Thursday, June 13, 2013

Huge win for Apple at the patent office: key claims of rubber-banding patent confirmed

Apple has just informed Judge Lucy Koh of the United States District Court for the Northern District of California of a major breakthrough: the United States Patent and Trademark Office (USPTO) has notified Apple of its intent to issue a reexamination certificate confirming four claims of U.S. Patent No. 7,469,381, the famous rubber-banding (or, as I like to call it, "overscroll bounce") patent, including claim 19, which is the claim Apple successfully asserted at last year's trial against Samsung. Here's the key part of the header of the USPTO's notice (click on the image to enlarge):

In May 2012, an anonymous request for an ex parte reexamination of the '381 patent became discoverable. In October 2012, a first Office action tentatively rejected all claims of this patent, and about two and a half months ago a "final Office action" upheld only three of them but rejected all others, including claim 19. Samsung was always quick to file notices of these early decisions with the court. But Apple had consistently cautioned against overrating first and "final" (but not final-final) Office actions tentatively rejecting certain claims. It also pointed out that these processes can take years: even if the relevant claims of the rubber-banding patent ultimately had been invalidated, it would have taken until mid-2017 or later. But along the way there can be many reversals of fortune, and Apple now has the upper hand with respect to this patent -- and it may at some point have the upper hand with respect to other key patents it's asserting against Samsung in California and at the ITC.
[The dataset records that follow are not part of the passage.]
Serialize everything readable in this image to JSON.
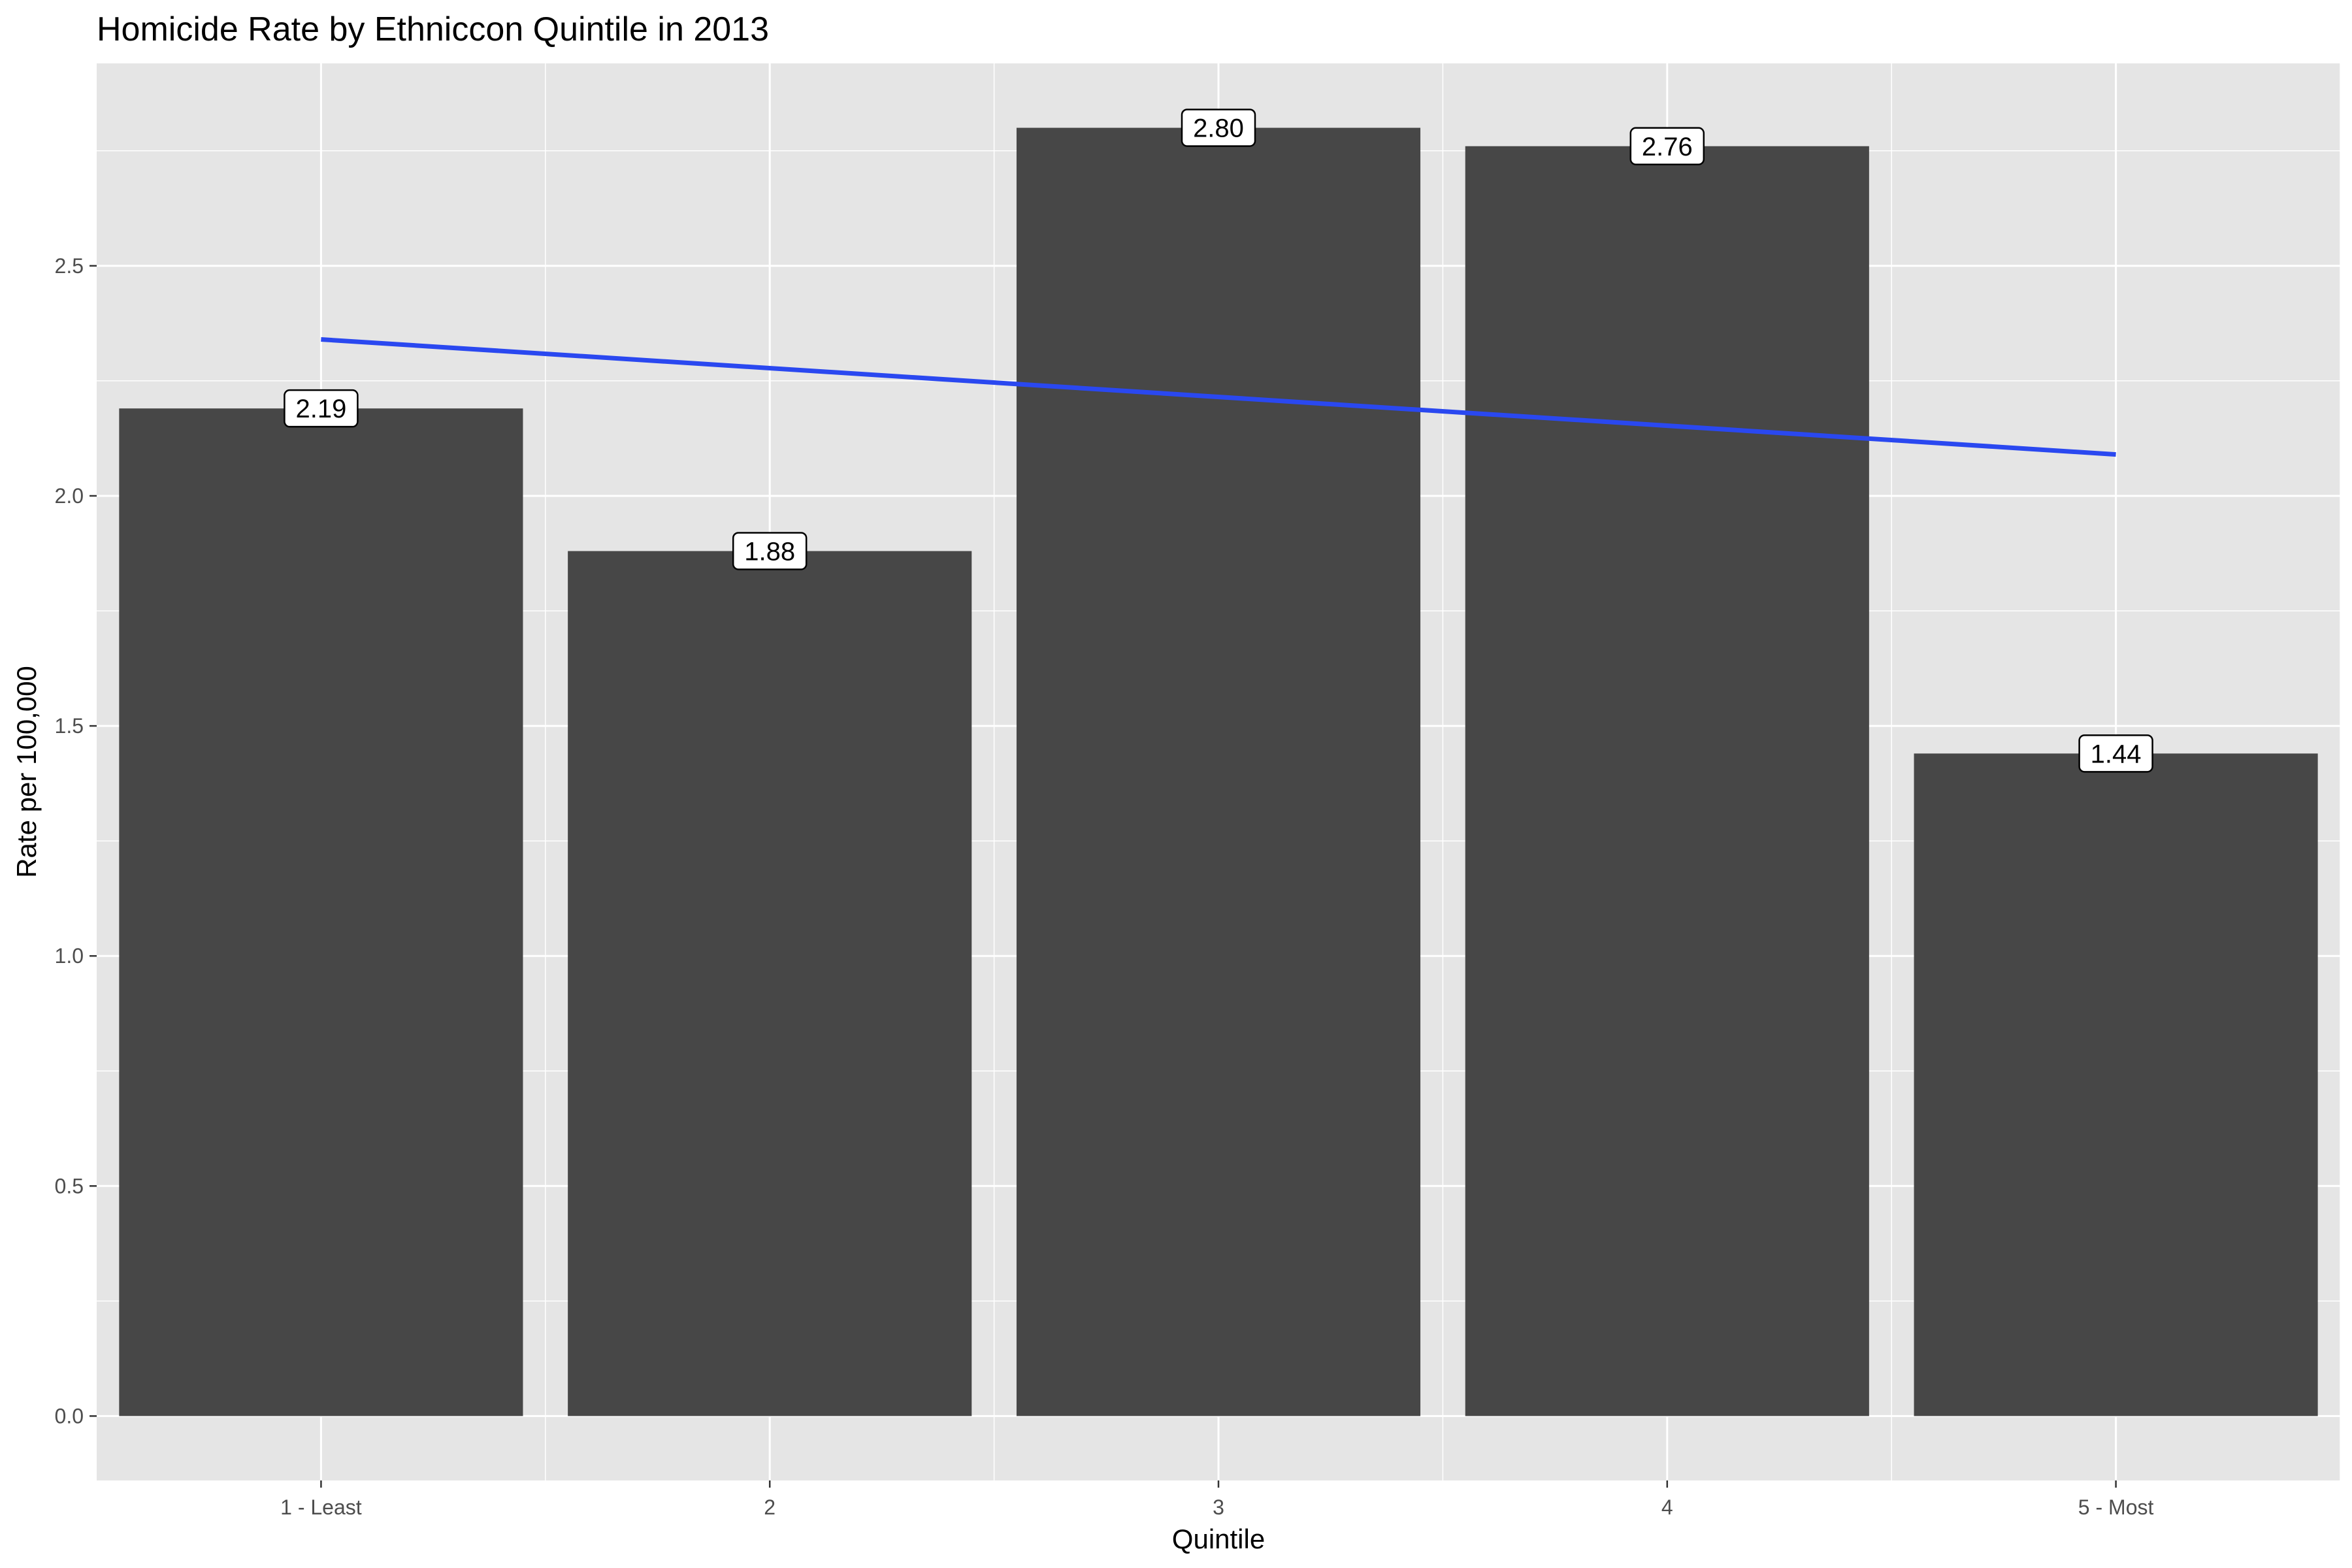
{
  "chart_data": {
    "type": "bar",
    "title": "Homicide Rate by Ethniccon Quintile in 2013",
    "xlabel": "Quintile",
    "ylabel": "Rate per 100,000",
    "categories": [
      "1 - Least",
      "2",
      "3",
      "4",
      "5 - Most"
    ],
    "values": [
      2.19,
      1.88,
      2.8,
      2.76,
      1.44
    ],
    "data_labels": [
      "2.19",
      "1.88",
      "2.80",
      "2.76",
      "1.44"
    ],
    "y_ticks": [
      0.0,
      0.5,
      1.0,
      1.5,
      2.0,
      2.5
    ],
    "y_tick_labels": [
      "0.0",
      "0.5",
      "1.0",
      "1.5",
      "2.0",
      "2.5"
    ],
    "ylim": [
      -0.14,
      2.94
    ],
    "trend_line": {
      "type": "linear",
      "start": 2.34,
      "end": 2.09
    },
    "grid": true,
    "colors": {
      "panel_background": "#e5e5e5",
      "gridlines": "#ffffff",
      "bars": "#474747",
      "trend_line": "#2a48f0",
      "label_fill": "#ffffff",
      "label_border": "#000000"
    }
  }
}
Apple's notice to the court points out that this will already be the second reexamination certificate confirming claim 19 of this patent. A previous one issued on April 26, 2011, presumably in response to a reexamination request filed by Nokia (raising different invalidity contentions). As a result of this new reexamination certificate, claim 19 will enjoy an enhanced presumption of validity against the invalidity theories the patent office evaluated. Instead of invalidation in mid-2017 or later, this patent has now been confirmed in mid-2013.
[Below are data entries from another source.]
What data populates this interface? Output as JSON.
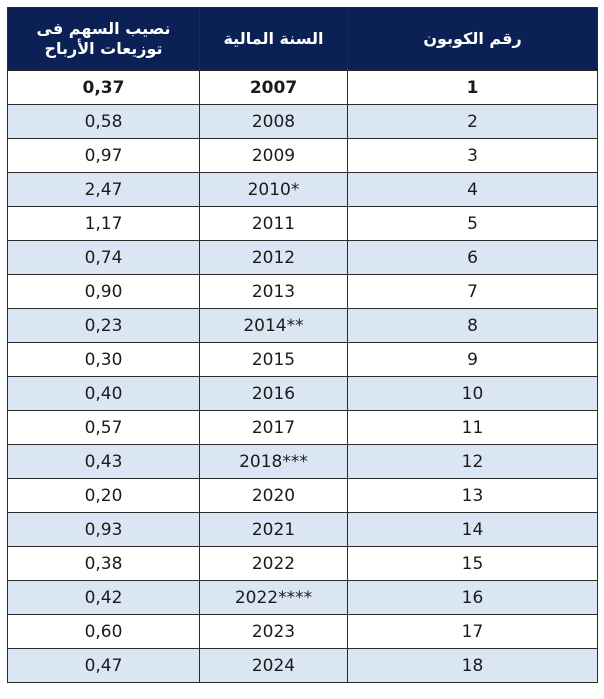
{
  "headers": {
    "share": "نصيب السهم فى توزيعات الأرباح",
    "year": "السنة المالية",
    "coupon": "رقم الكوبون"
  },
  "rows": [
    {
      "share": "0,37",
      "year": "2007",
      "coupon": "1"
    },
    {
      "share": "0,58",
      "year": "2008",
      "coupon": "2"
    },
    {
      "share": "0,97",
      "year": "2009",
      "coupon": "3"
    },
    {
      "share": "2,47",
      "year": "2010*",
      "coupon": "4"
    },
    {
      "share": "1,17",
      "year": "2011",
      "coupon": "5"
    },
    {
      "share": "0,74",
      "year": "2012",
      "coupon": "6"
    },
    {
      "share": "0,90",
      "year": "2013",
      "coupon": "7"
    },
    {
      "share": "0,23",
      "year": "2014**",
      "coupon": "8"
    },
    {
      "share": "0,30",
      "year": "2015",
      "coupon": "9"
    },
    {
      "share": "0,40",
      "year": "2016",
      "coupon": "10"
    },
    {
      "share": "0,57",
      "year": "2017",
      "coupon": "11"
    },
    {
      "share": "0,43",
      "year": "2018***",
      "coupon": "12"
    },
    {
      "share": "0,20",
      "year": "2020",
      "coupon": "13"
    },
    {
      "share": "0,93",
      "year": "2021",
      "coupon": "14"
    },
    {
      "share": "0,38",
      "year": "2022",
      "coupon": "15"
    },
    {
      "share": "0,42",
      "year": "2022****",
      "coupon": "16"
    },
    {
      "share": "0,60",
      "year": "2023",
      "coupon": "17"
    },
    {
      "share": "0,47",
      "year": "2024",
      "coupon": "18"
    }
  ]
}
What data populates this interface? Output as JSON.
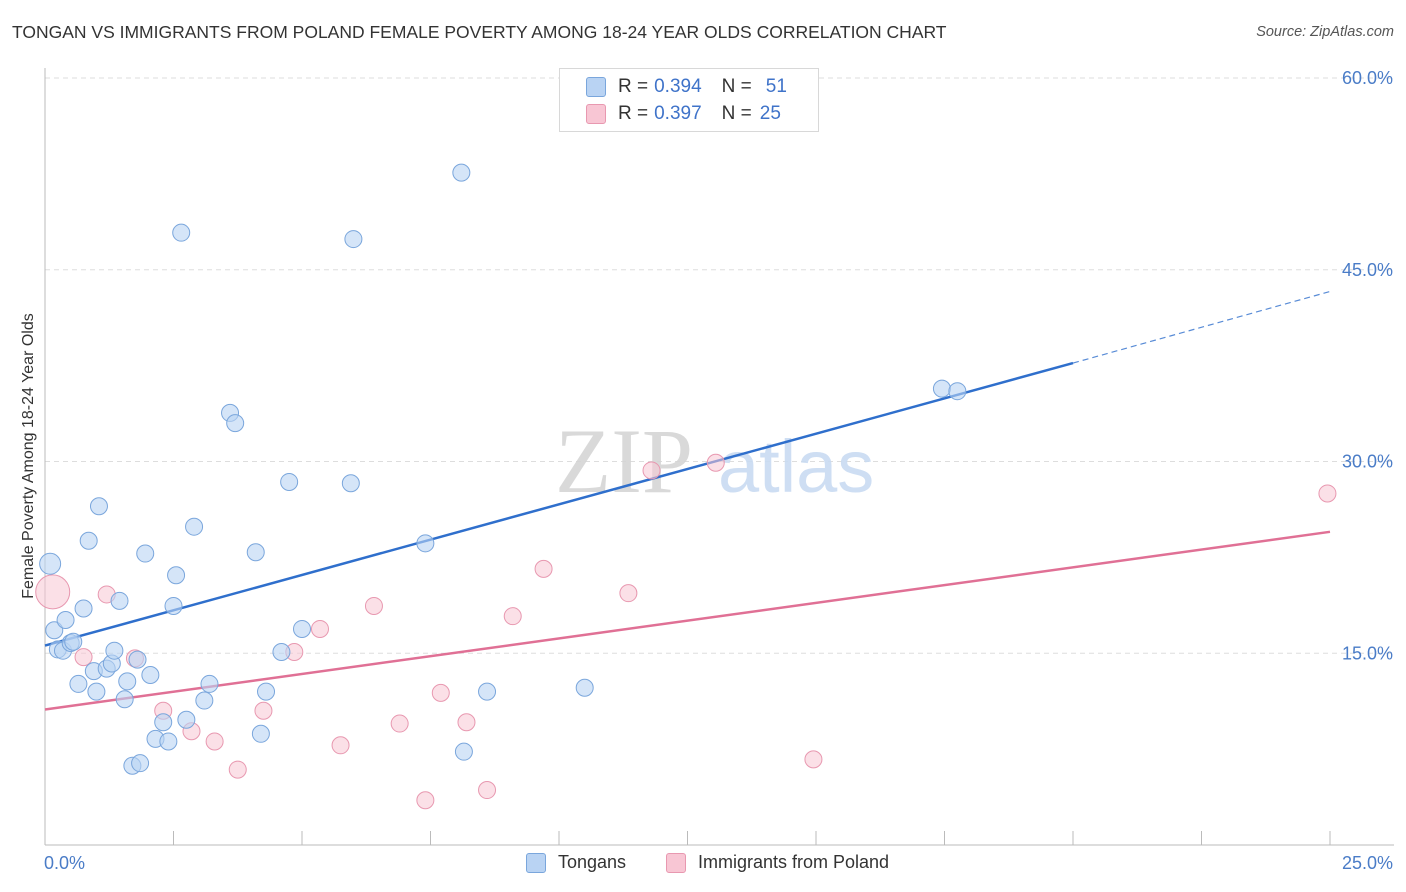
{
  "title": "TONGAN VS IMMIGRANTS FROM POLAND FEMALE POVERTY AMONG 18-24 YEAR OLDS CORRELATION CHART",
  "source": "Source: ZipAtlas.com",
  "watermark": {
    "zip": "ZIP",
    "atlas": "atlas"
  },
  "legend": {
    "rows": [
      {
        "r_label": "R =",
        "r_value": "0.394",
        "n_label": "N =",
        "n_value": "51"
      },
      {
        "r_label": "R =",
        "r_value": "0.397",
        "n_label": "N =",
        "n_value": "25"
      }
    ]
  },
  "bottom_legend": [
    "Tongans",
    "Immigrants from Poland"
  ],
  "colors": {
    "tongans_fill": "#b9d3f3",
    "tongans_stroke": "#7aa6dc",
    "tongans_line": "#2f6fcc",
    "poland_fill": "#f8c6d4",
    "poland_stroke": "#e898b0",
    "poland_line": "#e07095",
    "tick_text": "#4a7cc7",
    "grid": "#dddddd"
  },
  "chart_data": {
    "type": "scatter",
    "title": "TONGAN VS IMMIGRANTS FROM POLAND FEMALE POVERTY AMONG 18-24 YEAR OLDS CORRELATION CHART",
    "xlabel": "",
    "ylabel": "Female Poverty Among 18-24 Year Olds",
    "xlim": [
      0,
      25
    ],
    "ylim": [
      0,
      60
    ],
    "x_tick_labels": [
      {
        "value": 0,
        "label": "0.0%"
      },
      {
        "value": 25,
        "label": "25.0%"
      }
    ],
    "y_tick_labels": [
      {
        "value": 15,
        "label": "15.0%"
      },
      {
        "value": 30,
        "label": "30.0%"
      },
      {
        "value": 45,
        "label": "45.0%"
      },
      {
        "value": 60,
        "label": "60.0%"
      }
    ],
    "series": [
      {
        "name": "Tongans",
        "r": 0.394,
        "n": 51,
        "trend": {
          "x0": 0,
          "y0": 15.6,
          "x1": 20,
          "y1": 37.7,
          "dash_to_x": 25,
          "dash_to_y": 43.3
        },
        "points": [
          [
            0.1,
            22.0
          ],
          [
            0.18,
            16.8
          ],
          [
            0.25,
            15.3
          ],
          [
            0.35,
            15.2
          ],
          [
            0.4,
            17.6
          ],
          [
            0.5,
            15.8
          ],
          [
            0.55,
            15.9
          ],
          [
            0.65,
            12.6
          ],
          [
            0.75,
            18.5
          ],
          [
            0.85,
            23.8
          ],
          [
            0.95,
            13.6
          ],
          [
            1.0,
            12.0
          ],
          [
            1.05,
            26.5
          ],
          [
            1.2,
            13.8
          ],
          [
            1.3,
            14.2
          ],
          [
            1.35,
            15.2
          ],
          [
            1.45,
            19.1
          ],
          [
            1.55,
            11.4
          ],
          [
            1.6,
            12.8
          ],
          [
            1.7,
            6.2
          ],
          [
            1.8,
            14.5
          ],
          [
            1.85,
            6.4
          ],
          [
            1.95,
            22.8
          ],
          [
            2.05,
            13.3
          ],
          [
            2.15,
            8.3
          ],
          [
            2.3,
            9.6
          ],
          [
            2.4,
            8.1
          ],
          [
            2.5,
            18.7
          ],
          [
            2.55,
            21.1
          ],
          [
            2.65,
            47.9
          ],
          [
            2.75,
            9.8
          ],
          [
            2.9,
            24.9
          ],
          [
            3.1,
            11.3
          ],
          [
            3.2,
            12.6
          ],
          [
            3.6,
            33.8
          ],
          [
            3.7,
            33.0
          ],
          [
            4.1,
            22.9
          ],
          [
            4.2,
            8.7
          ],
          [
            4.3,
            12.0
          ],
          [
            4.6,
            15.1
          ],
          [
            4.75,
            28.4
          ],
          [
            5.0,
            16.9
          ],
          [
            5.95,
            28.3
          ],
          [
            6.0,
            47.4
          ],
          [
            7.4,
            23.6
          ],
          [
            8.1,
            52.6
          ],
          [
            8.15,
            7.3
          ],
          [
            8.6,
            12.0
          ],
          [
            10.5,
            12.3
          ],
          [
            17.45,
            35.7
          ],
          [
            17.75,
            35.5
          ]
        ]
      },
      {
        "name": "Immigrants from Poland",
        "r": 0.397,
        "n": 25,
        "trend": {
          "x0": 0,
          "y0": 10.6,
          "x1": 25,
          "y1": 24.5
        },
        "points": [
          [
            0.15,
            19.8
          ],
          [
            0.75,
            14.7
          ],
          [
            1.2,
            19.6
          ],
          [
            1.75,
            14.6
          ],
          [
            2.3,
            10.5
          ],
          [
            2.85,
            8.9
          ],
          [
            3.3,
            8.1
          ],
          [
            3.75,
            5.9
          ],
          [
            4.25,
            10.5
          ],
          [
            4.85,
            15.1
          ],
          [
            5.35,
            16.9
          ],
          [
            5.75,
            7.8
          ],
          [
            6.4,
            18.7
          ],
          [
            6.9,
            9.5
          ],
          [
            7.4,
            3.5
          ],
          [
            7.7,
            11.9
          ],
          [
            8.2,
            9.6
          ],
          [
            8.6,
            4.3
          ],
          [
            9.1,
            17.9
          ],
          [
            9.7,
            21.6
          ],
          [
            11.35,
            19.7
          ],
          [
            11.8,
            29.3
          ],
          [
            13.05,
            29.9
          ],
          [
            14.95,
            6.7
          ],
          [
            24.95,
            27.5
          ]
        ]
      }
    ]
  }
}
Judge Koh had also denied the part of a Samsung motion for judgment as a matter of law (JMOL) in which Samsung asked the court to declare this patent invalid even though the jury did not. In a preliminary injunction ruling in late 2011 she had already found this patent claim likely to be valid (an injunction over it was denied, but only for equitable reasons).
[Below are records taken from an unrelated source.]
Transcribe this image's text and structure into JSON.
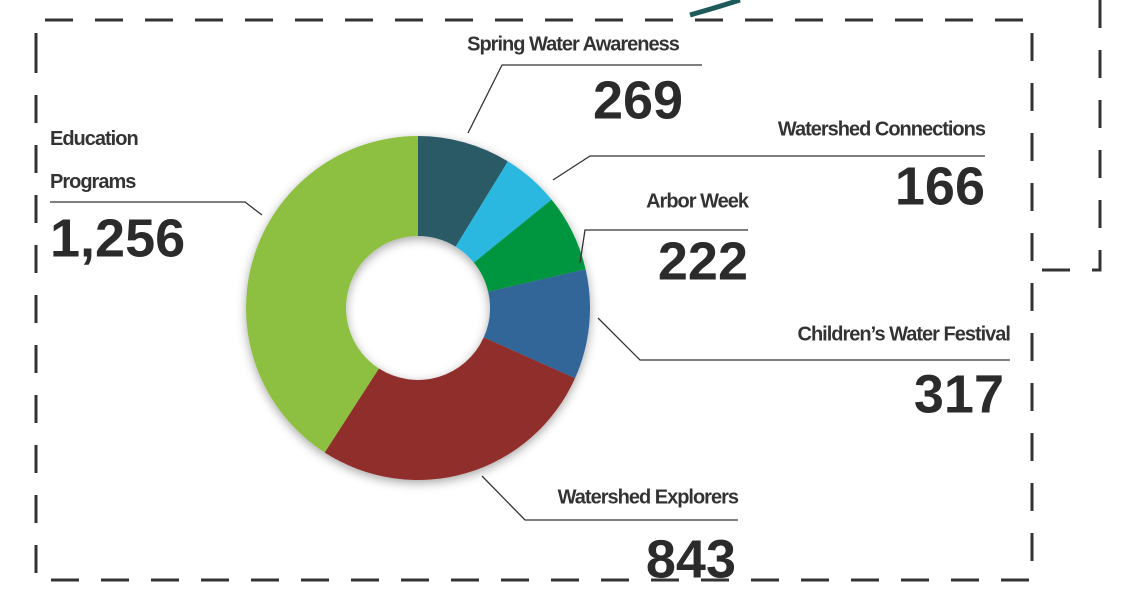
{
  "chart_data": {
    "type": "donut",
    "categories": [
      "Spring Water Awareness",
      "Watershed Connections",
      "Arbor Week",
      "Children’s Water Festival",
      "Watershed Explorers",
      "Education Programs"
    ],
    "values": [
      269,
      166,
      222,
      317,
      843,
      1256
    ],
    "value_labels": [
      "269",
      "166",
      "222",
      "317",
      "843",
      "1,256"
    ],
    "colors": [
      "#2a5a66",
      "#29b8e0",
      "#00963f",
      "#336699",
      "#8f2f2a",
      "#8dc03f"
    ]
  }
}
In late April Judge Koh ordered a limited damages retrial and scheduled it for November. She denied without prejudice a Samsung motion to stay the infringement case, but said Samsung could try again later depending on what the further proceedings at the patent office may bring. The '381 patent is one of two patents being asserted in the California case and under reexamination. The other one that is being reexamined is the pinch-to-zoom API '915 patent. In late 2012 a first Office action tentatively rejected all claims of that patent, too, but rejection rates in first Office actions are extremely high. The process concerning the '915 patent is further behind. The USPTO has yet to issue a "final" Office action, and the situation surrounding the rubber-banding patent shows that "final" isn't truly final in this context. Last week I also reported on a reexamination request targeting two Apple design patents, including one that the California jury found infringed. It's unlikely that anything persuading Judge Koh to stay the case before the November damages retrial will happen with respect to the design patent. At the most there will be a first Office action, which means little. So if Samsung hopes to avoid the November retrial, its best bet now is the '915 patent, but time is not on its side. With the forthcoming reexamination certificate for the '381 patent, the likelihood of the November retrial actually taking place has increased considerably.

Apple would presumably have liked to salvage even more claims than the four claims the patent office is now going to confirm, but claim 19 is the one that matters in the dispute with Samsung, and it's now stronger than ever.